Former TAL sites include:

- Diego Garcia in the British Indian Ocean Territory
- Cologne Bonn Airport in Germany
- Ben Guerir Air Base, Morocco (1988–2002)
- Casablanca, Morocco (up to 1986)
- Banjul International Airport, The Gambia (1987–2002)
- Dakar, Senegal
- Rota, Spain
- Kano, Nigeria
- RAF Fairford, UK

Planned TAL sites for launches from Vandenberg Air Force Base, which did not end up happening:

- Hao and Easter Island in the Pacific Ocean
- Andersen AFB, Guam (with one of the longest concrete runways in the world)

== East Coast abort landing sites ==
In certain launch abort situations where the mission profile supports a trajectory for such a landing, runways on the East Coast of the United States and Canada could have been used for an East Coast abort landing (ECAL) situation. The following sites could have been used for an ECAL:

| Landing Site | Location | Country |
|---|---|---|
| Miami International Airport | Miami, Florida | United States |
| Plattsburgh International Airport | Plattsburgh, New York | United States |
| Francis S. Gabreski Airport | Westhampton Beach, New York | United States |
| Atlantic City International Airport | Atlantic City, New Jersey | United States |
| Myrtle Beach International Airport | Myrtle Beach, South Carolina | United States |
| Wilmington International Airport | Wilmington, North Carolina | United States |
| Marine Corps Air Station Cherry Point | North Carolina | United States |
| Naval Air Station Oceana | Virginia | United States |
| Dover Air Force Base | Delaware | United States |
| Bangor International Airport | Bangor, Maine | United States |
| Loring Air Force Base | Limestone, Maine | United States |
| Otis Air National Guard Base | Massachusetts | United States |
| Westover Air Reserve Base | Massachusetts | United States |
| Bradley International Airport | Hartford, Connecticut | United States |
| Pease Air National Guard Base | Portsmouth, New Hampshire | United States |
| Halifax Stanfield International Airport | Goffs, Nova Scotia | Canada |
| Stephenville International Airport | Stephenville, Newfoundland | Canada |
| CFB Goose Bay | Goose Bay, Labrador | Canada |
| Gander International Airport | Gander, Newfoundland | Canada |
| St.
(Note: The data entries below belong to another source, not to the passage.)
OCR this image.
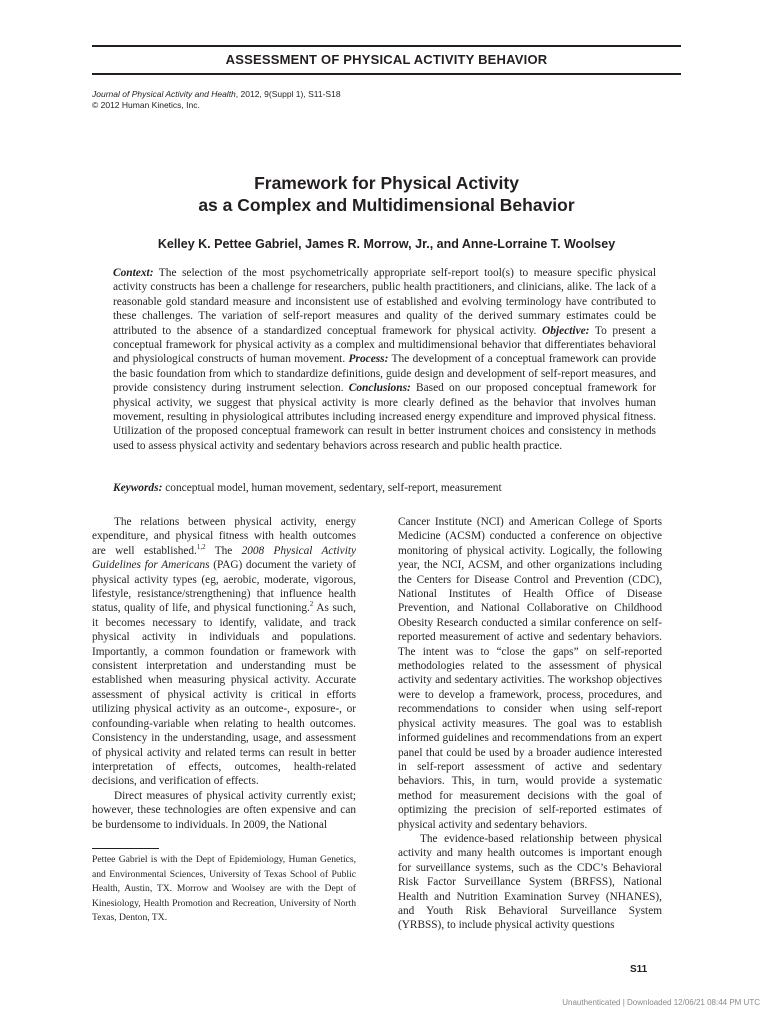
ASSESSMENT OF PHYSICAL ACTIVITY BEHAVIOR
Journal of Physical Activity and Health, 2012, 9(Suppl 1), S11-S18
© 2012 Human Kinetics, Inc.
Framework for Physical Activity
as a Complex and Multidimensional Behavior
Kelley K. Pettee Gabriel, James R. Morrow, Jr., and Anne-Lorraine T. Woolsey
Context: The selection of the most psychometrically appropriate self-report tool(s) to measure specific physical activity constructs has been a challenge for researchers, public health practitioners, and clinicians, alike. The lack of a reasonable gold standard measure and inconsistent use of established and evolving terminology have contributed to these challenges. The variation of self-report measures and quality of the derived summary estimates could be attributed to the absence of a standardized conceptual framework for physical activity. Objective: To present a conceptual framework for physical activity as a complex and multidimensional behavior that differentiates behavioral and physiological constructs of human movement. Process: The development of a conceptual framework can provide the basic foundation from which to standardize definitions, guide design and development of self-report measures, and provide consistency during instrument selection. Conclusions: Based on our proposed conceptual framework for physical activity, we suggest that physical activity is more clearly defined as the behavior that involves human movement, resulting in physiological attributes including increased energy expenditure and improved physical fitness. Utilization of the proposed conceptual framework can result in better instrument choices and consistency in methods used to assess physical activity and sedentary behaviors across research and public health practice.
Keywords: conceptual model, human movement, sedentary, self-report, measurement

The relations between physical activity, energy expenditure, and physical fitness with health outcomes are well established.$^{1,2}$ The 2008 Physical Activity Guidelines for Americans (PAG) document the variety of physical activity types (eg, aerobic, moderate, vigorous, lifestyle, resistance/strengthening) that influence health status, quality of life, and physical functioning.$^2$ As such, it becomes necessary to identify, validate, and track physical activity in individuals and populations. Importantly, a common foundation or framework with consistent interpretation and understanding must be established when measuring physical activity. Accurate assessment of physical activity is critical in efforts utilizing physical activity as an outcome-, exposure-, or confounding-variable when relating to health outcomes. Consistency in the understanding, usage, and assessment of physical activity and related terms can result in better interpretation of effects, outcomes, health-related decisions, and verification of effects.

Direct measures of physical activity currently exist; however, these technologies are often expensive and can be burdensome to individuals. In 2009, the National

Cancer Institute (NCI) and American College of Sports Medicine (ACSM) conducted a conference on objective monitoring of physical activity. Logically, the following year, the NCI, ACSM, and other organizations including the Centers for Disease Control and Prevention (CDC), National Institutes of Health Office of Disease Prevention, and National Collaborative on Childhood Obesity Research conducted a similar conference on self-reported measurement of active and sedentary behaviors. The intent was to “close the gaps” on self-reported methodologies related to the assessment of physical activity and sedentary activities. The workshop objectives were to develop a framework, process, procedures, and recommendations to consider when using self-report physical activity measures. The goal was to establish informed guidelines and recommendations from an expert panel that could be used by a broader audience interested in self-report assessment of active and sedentary behaviors. This, in turn, would provide a systematic method for measurement decisions with the goal of optimizing the precision of self-reported estimates of physical activity and sedentary behaviors.

The evidence-based relationship between physical activity and many health outcomes is important enough for surveillance systems, such as the CDC’s Behavioral Risk Factor Surveillance System (BRFSS), National Health and Nutrition Examination Survey (NHANES), and Youth Risk Behavioral Surveillance System (YRBSS), to include physical activity questions

Pettee Gabriel is with the Dept of Epidemiology, Human Genetics, and Environmental Sciences, University of Texas School of Public Health, Austin, TX. Morrow and Woolsey are with the Dept of Kinesiology, Health Promotion and Recreation, University of North Texas, Denton, TX.
S11
Unauthenticated | Downloaded 12/06/21 08:44 PM UTC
John's International Airport | St. John's, Newfoundland | Canada |

== Vandenberg Air Force Base ==
Space Shuttle missions to be launched from Vandenberg Air Force Base in California were planned to conclude with a landing at Runway 12/30 at the site. The runway was lengthened to support shuttle landings. The first landing at Vandenberg was planned for mission STS-62-A, which was scheduled for launch in July 1986, but cancelled in the wake of the STS-51-L accident. No space shuttle operations or landings ever occurred at the site.

==Other sites==

The joint use civilian/military Lincoln Airport/Lincoln Air National Guard Base in Lincoln, Nebraska was designated as an alternate landing site for its 12,900 ft (3,932 m) long main runway. Including 1000 ft over-runs on each end, the runway totaled almost 15,000 ft in length. The site also had low air traffic, both commercial and military. No space shuttle landing ever occurred there.

Amílcar Cabral International Airport on the island of Sal, Cape Verde, was another designated emergency landing site. Runway 01/19 at Amílcar Cabral International Airport is 10,735 ft long and is paved. No Space Shuttle landing occurred here either.
Also Gran Canaria Airport was used as a back-up site.

The French Istres-Le Tubé Air Base was also another designated site.